Cherrie Ireland

Personal information
- Full name: Cheryl Ann Ireland
- Nationality: Australia
- Born: Cheryl Ann Loydstrom

= Cherrie Ireland =

Australian former wheelchair athlete

Cheryl Ann "Cherrie" Dallas-Smith (née Loydstrom, formerly Ireland), MBE is an Australian former wheelchair athlete, swimmer and table tennis player who represented her country at two Paralympic Games and two Commonwealth Paraplegic Games in the 1960s and 1970s. Born in Darwin, She was on holiday in Melbourne when she was paralysed by polio at the age of five. Her family moved to Brisbane and she became involved in competitive sport through the Queensland Sports and Social Club for the Disabled.

She became Queensland’s first female Paralympian when she was selected to compete for Australia at the 1968 Tel Aviv Paralympics. She later recalled: "It’s hard to put into words the feeling of pride, excitement and exhilaration at being selected for the team to represent Australia...It was a truly wonderful experience." She participated in athletics, swimming and table tennis events, but did not medal.
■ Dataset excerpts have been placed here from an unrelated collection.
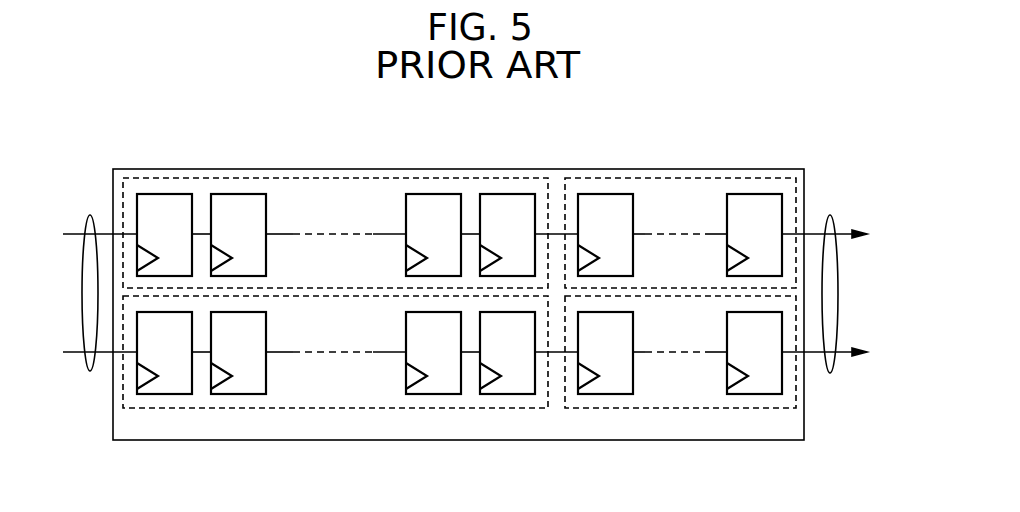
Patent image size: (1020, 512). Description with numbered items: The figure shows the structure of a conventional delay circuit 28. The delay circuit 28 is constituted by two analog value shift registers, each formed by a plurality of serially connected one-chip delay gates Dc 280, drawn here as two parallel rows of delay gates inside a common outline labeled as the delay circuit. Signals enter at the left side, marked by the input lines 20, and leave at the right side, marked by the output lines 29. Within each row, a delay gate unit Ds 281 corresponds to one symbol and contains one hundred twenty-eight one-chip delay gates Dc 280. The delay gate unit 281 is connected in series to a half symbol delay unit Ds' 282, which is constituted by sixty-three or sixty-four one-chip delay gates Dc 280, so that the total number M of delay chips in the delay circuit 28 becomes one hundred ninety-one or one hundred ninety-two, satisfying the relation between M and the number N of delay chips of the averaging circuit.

The input signal lines 20 is at (89, 215).
The delay circuit 28 is at (530, 169).
The output signal lines 29 is at (830, 215).
The one-chip delay gate 280 is at (163, 194).
The delay gate unit 281 is at (343, 169).
The half symbol delay unit 282 is at (688, 180).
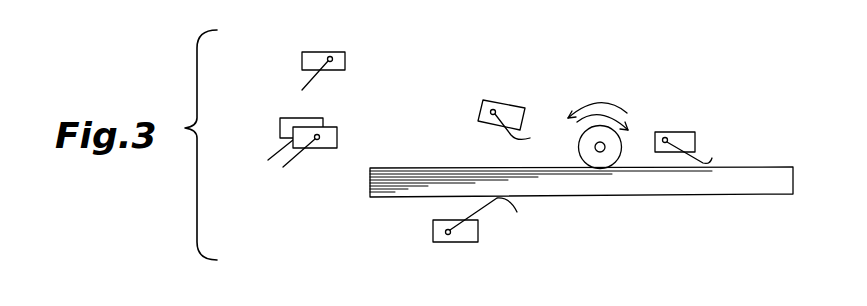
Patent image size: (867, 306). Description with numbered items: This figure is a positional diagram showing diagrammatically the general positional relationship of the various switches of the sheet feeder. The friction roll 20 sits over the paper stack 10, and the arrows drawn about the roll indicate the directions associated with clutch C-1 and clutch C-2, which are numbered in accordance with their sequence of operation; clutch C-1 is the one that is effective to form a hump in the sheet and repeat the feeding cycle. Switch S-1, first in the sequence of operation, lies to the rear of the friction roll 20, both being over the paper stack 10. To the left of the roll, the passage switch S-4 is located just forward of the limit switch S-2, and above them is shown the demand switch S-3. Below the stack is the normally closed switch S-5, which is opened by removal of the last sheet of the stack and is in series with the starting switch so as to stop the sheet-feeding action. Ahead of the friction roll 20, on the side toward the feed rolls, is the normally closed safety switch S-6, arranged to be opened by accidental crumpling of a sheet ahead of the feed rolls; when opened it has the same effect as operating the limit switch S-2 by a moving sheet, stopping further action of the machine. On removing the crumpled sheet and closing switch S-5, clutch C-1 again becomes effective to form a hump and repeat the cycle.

The demand switch S-3 is at (323, 47).
The passage switch S-4 is at (292, 119).
The limit switch S-2 is at (323, 148).
The safety switch S-6 is at (502, 100).
The safety switch S-5 is at (433, 231).
The switch S-1 is at (675, 132).
The friction roll 20 is at (615, 147).
The clutch C-1 is at (612, 104).
The clutch C-2 is at (584, 133).
The paper stack 10 is at (633, 183).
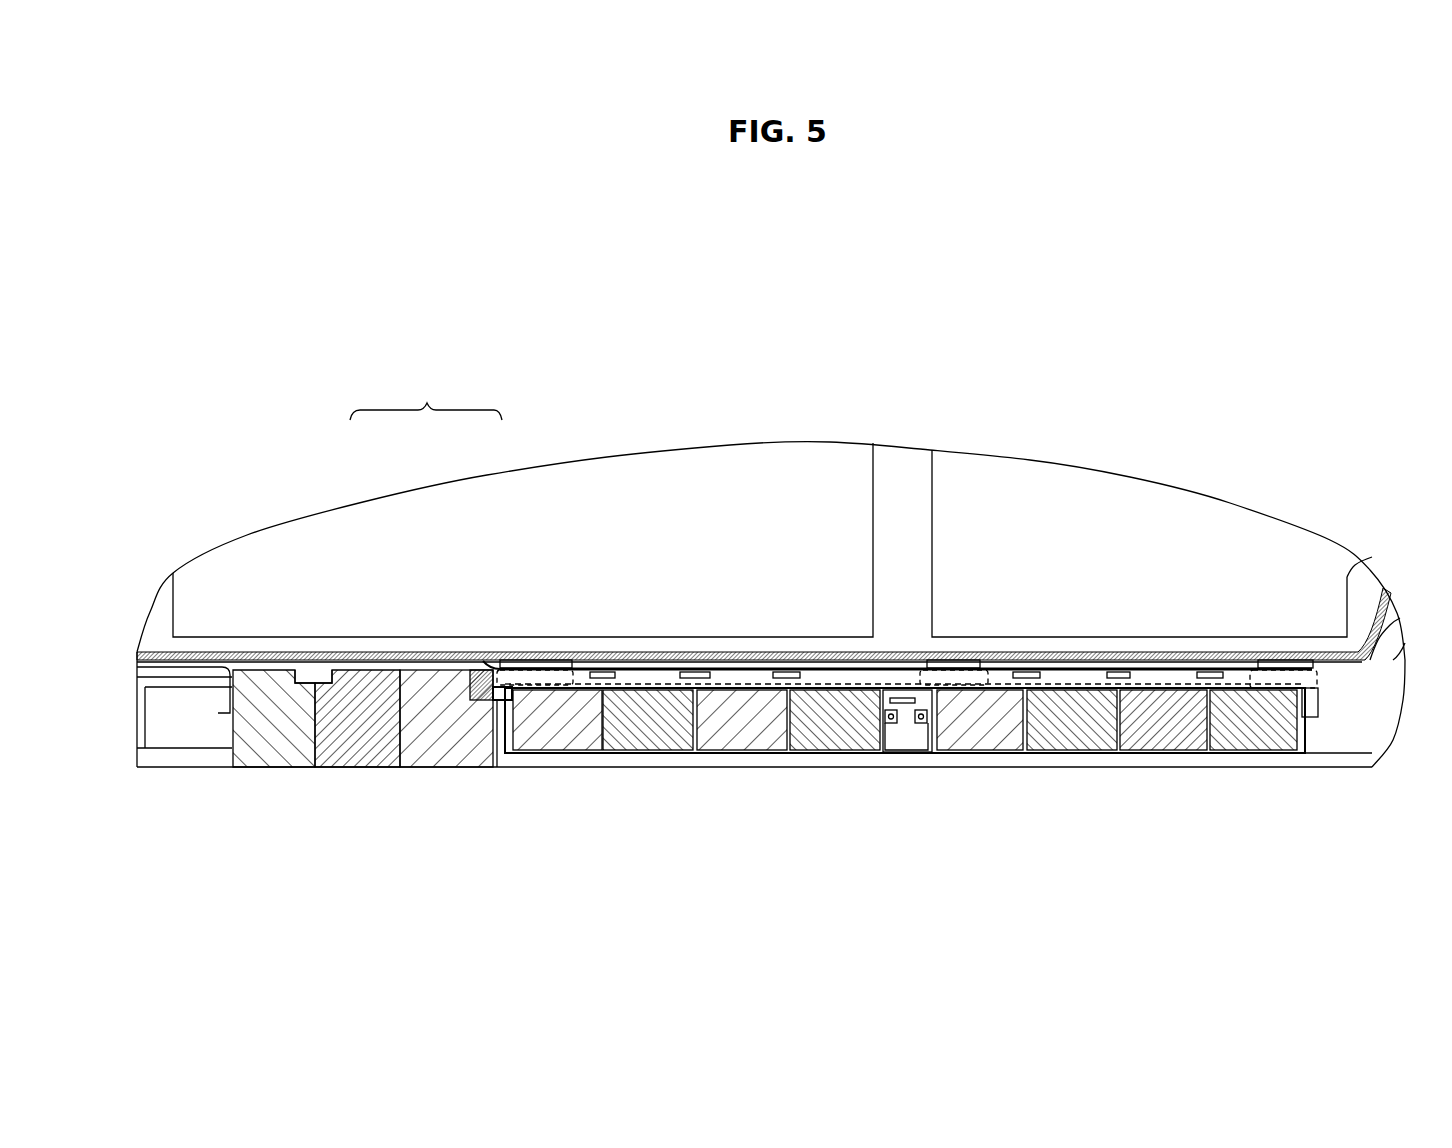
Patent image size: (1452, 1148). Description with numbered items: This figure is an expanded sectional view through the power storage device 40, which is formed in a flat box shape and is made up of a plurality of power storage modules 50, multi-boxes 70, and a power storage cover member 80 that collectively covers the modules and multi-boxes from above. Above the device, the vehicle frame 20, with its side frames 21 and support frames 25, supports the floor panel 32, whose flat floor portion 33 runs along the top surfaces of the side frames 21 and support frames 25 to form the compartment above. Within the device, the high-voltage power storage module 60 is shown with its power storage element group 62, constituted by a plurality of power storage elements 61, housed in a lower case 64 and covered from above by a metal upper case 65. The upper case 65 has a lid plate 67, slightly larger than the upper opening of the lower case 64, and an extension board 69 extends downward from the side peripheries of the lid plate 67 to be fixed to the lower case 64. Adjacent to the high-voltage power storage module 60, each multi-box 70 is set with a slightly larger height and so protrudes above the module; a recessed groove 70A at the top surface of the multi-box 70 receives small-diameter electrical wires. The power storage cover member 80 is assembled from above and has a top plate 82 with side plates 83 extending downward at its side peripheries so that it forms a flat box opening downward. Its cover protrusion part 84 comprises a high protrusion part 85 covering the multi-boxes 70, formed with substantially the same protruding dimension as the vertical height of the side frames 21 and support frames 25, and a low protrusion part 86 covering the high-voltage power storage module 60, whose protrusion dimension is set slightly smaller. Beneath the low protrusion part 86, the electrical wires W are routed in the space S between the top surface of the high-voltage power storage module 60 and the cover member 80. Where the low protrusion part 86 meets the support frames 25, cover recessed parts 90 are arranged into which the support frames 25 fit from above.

The vehicle frame 20 is at (766, 654).
The side frame 21 is at (157, 690).
The support frame 25 is at (488, 668).
The floor panel 32 is at (760, 527).
The floor portion 33 is at (625, 660).
The power storage device 40 is at (905, 655).
The power storage module 50 is at (754, 816).
The high-voltage power storage module 60 is at (1000, 781).
The power storage element 61 is at (825, 728).
The power storage element group 62 is at (1286, 779).
The lower case 64 is at (553, 753).
The upper case 65 is at (1306, 697).
The lid plate 67 is at (1095, 688).
The extension board 69 is at (500, 700).
The multi-box 70 is at (359, 629).
The recessed groove 70A is at (264, 670).
The power storage cover member 80 is at (673, 664).
The top plate 82 is at (882, 660).
The side plate 83 is at (232, 678).
The cover protrusion part 84 is at (426, 394).
The high protrusion part 85 is at (295, 668).
The low protrusion part 86 is at (590, 668).
The cover recessed part 90 is at (933, 687).
The electrical wire W is at (637, 677).
The space S is at (655, 678).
At the 1970 Commonwealth Paraplegic Games in Edinburgh, Cherrie won 11 medals, including five gold medals in discus, shot put, wheelchair slalom and swimming (50 m freestyle and 3×50 m individual medley).
She was awarded an MBE for her success at the games in 1971. She participated in athletics and swimming events at the 1972 Heidelberg Paralympics. She and husband Maurie were both selected to represent Australia at the 1974 Commonwealth Paraplegic Games in Dunedin. She broke her Commonwealth 50 m freestyle record and won four silver medals and a bronze medal.